The risk right now to Syria’s neighbors, if it tries to help, is extreme: Assad holds the PKK card, it has huge stockpiles of chemical and biological weapons. The regime is going bankrupt, at the very least there will be floods of refuges if this continues, Turkey certainly can’t absorb them. The Russians would be perfectly happy for every man, woman and child in Syria to be tortured and killed so long as nothing gets between it and its warm water base at Tartus. The French and the British will make very stern noises, but what are they going to do. UN? Useless. Arab League? Useless. GCC? Useless.

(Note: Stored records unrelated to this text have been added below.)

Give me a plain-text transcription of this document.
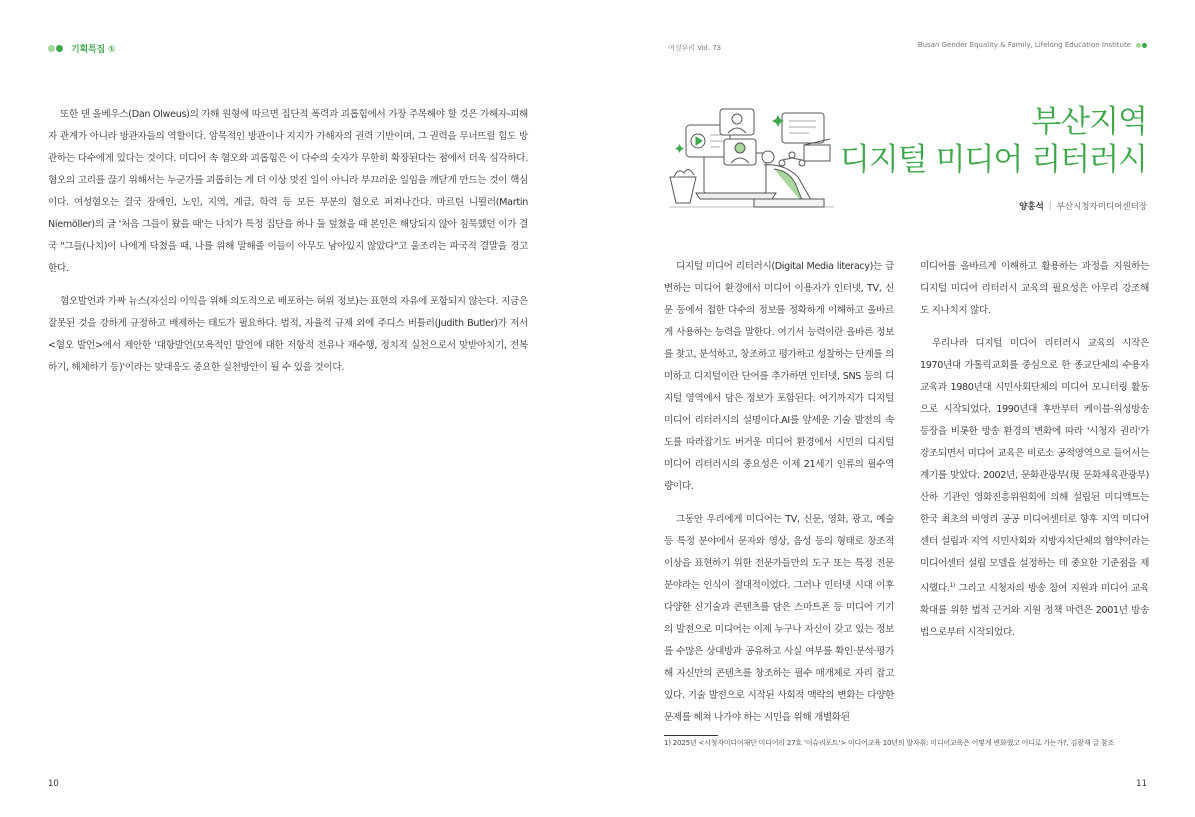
기획특집 ①

또한 댄 올베우스(Dan Olweus)의 가해 원형에 따르면 집단적 폭력과 괴롭힘에서 가장 주목해야 할 것은 가해자-피해자 관계가 아니라 방관자들의 역할이다. 암묵적인 방관이나 지지가 가해자의 권력 기반이며, 그 권력을 무너뜨릴 힘도 방관하는 다수에게 있다는 것이다. 미디어 속 혐오와 괴롭힘은 이 다수의 숫자가 무한히 확장된다는 점에서 더욱 심각하다. 혐오의 고리를 끊기 위해서는 누군가를 괴롭히는 게 더 이상 멋진 일이 아니라 부끄러운 일임을 깨닫게 만드는 것이 핵심이다. 여성혐오는 결국 장애인, 노인, 지역, 계급, 학력 등 모든 부분의 혐오로 퍼져나간다. 마르틴 니묄러(Martin Niemöller)의 글 '처음 그들이 왔을 때'는 나치가 특정 집단을 하나 둘 덮쳤을 때 본인은 해당되지 않아 침묵했던 이가 결국 "그들(나치)이 나에게 닥쳤을 때, 나를 위해 말해줄 이들이 아무도 남아있지 않았다"고 울조리는 파국적 결말을 경고한다.

혐오발언과 가짜 뉴스(자신의 이익을 위해 의도적으로 배포하는 허위 정보)는 표현의 자유에 포함되지 않는다. 지금은 잘못된 것을 강하게 규정하고 배제하는 태도가 필요하다. 법적, 자율적 규제 외에 주디스 버틀러(Judith Butler)가 저서 <혐오 발언>에서 제안한 '대항발언(모욕적인 발언에 대한 저항적 전유나 재수행, 정치적 실천으로서 맞받아치기, 전복하기, 해체하기 등)'이라는 맞대응도 중요한 실천방안이 될 수 있을 것이다.

10
여성우리 Vol. 73	Busan Gender Equality & Family, Lifelong Education Institute
부산지역
디지털 미디어 리터러시
양홍석 | 부산시청자미디어센터장

디지털 미디어 리터러시(Digital Media literacy)는 급변하는 미디어 환경에서 미디어 이용자가 인터넷, TV, 신문 등에서 접한 다수의 정보를 정확하게 이해하고 올바르게 사용하는 능력을 말한다. 여기서 능력이란 올바른 정보를 찾고, 분석하고, 창조하고 평가하고 성찰하는 단계를 의미하고 디지털이란 단어를 추가하면 인터넷, SNS 등의 디지털 영역에서 담은 정보가 포함된다. 여기까지가 디지털 미디어 리터러시의 설명이다.AI를 앞세운 기술 발전의 속도를 따라잡기도 버거운 미디어 환경에서 시민의 디지털 미디어 리터러시의 중요성은 이제 21세기 인류의 필수역량이다.

그동안 우리에게 미디어는 TV, 신문, 영화, 광고, 예술 등 특정 분야에서 문자와 영상, 음성 등의 형태로 창조적 이상을 표현하기 위한 전문가들만의 도구 또는 특정 전문 분야라는 인식이 절대적이었다. 그러나 인터넷 시대 이후 다양한 신기술과 콘텐츠를 담은 스마트폰 등 미디어 기기의 발전으로 미디어는 이제 누구나 자신이 갖고 있는 정보를 수많은 상대방과 공유하고 사실 여부를 확인·분석·평가해 자신만의 콘텐츠를 창조하는 필수 매개체로 자리 잡고 있다. 기술 발전으로 시작된 사회적 맥락의 변화는 다양한 문제를 헤쳐 나가야 하는 시민을 위해 개별화된

미디어를 올바르게 이해하고 활용하는 과정을 지원하는 디지털 미디어 리터러시 교육의 필요성은 아무리 강조해도 지나치지 않다.

우리나라 디지털 미디어 리터러시 교육의 시작은 1970년대 가톨릭교회를 중심으로 한 종교단체의 수용자교육과 1980년대 시민사회단체의 미디어 모니터링 활동으로 시작되었다. 1990년대 후반부터 케이블·위성방송 등장을 비롯한 방송 환경의 변화에 따라 '시청자 권리'가 강조되면서 미디어 교육은 비로소 공적영역으로 들어서는 계기를 맞았다. 2002년, 문화관광부(現 문화체육관광부) 산하 기관인 영화진흥위원회에 의해 설립된 미디액트는 한국 최초의 비영리 공공 미디어센터로 향후 지역 미디어센터 설립과 지역 시민사회와 지방자치단체의 협약이라는 미디어센터 설립 모델을 설정하는 데 중요한 기준점을 제시했다.$^{1)}$ 그리고 시청자의 방송 참여 지원과 미디어 교육 확대를 위한 법적 근거와 지원 정책 마련은 2001년 방송법으로부터 시작되었다.

1) 2025년 <시청자미디어재단 미디어리 27호 '이슈리포트'> 미디어교육 10년의 발자취: 미디어교육은 어떻게 변화했고 어디로 가는가?, 김광재 글 참조
11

Meanwhile, those kids are dying. I’ve met some of them, Ilhan has met many more, and they’re kids who have been pushed into radicalism because they’re going to be killed tomorrow, so you better well hope there’s a better life on the other side. It’s that simple, really. …
And so here we are, on September 23, 2015. Please feel free to ask me any question you have about the refugee crisis — how it began, how Europe is reacting to it, what conservatives should think about it, and what might happen next.
Sadly, I know a lot about it.
And I know that for reasons I’ll never understand — as long as I’m alive — people are surprised by it.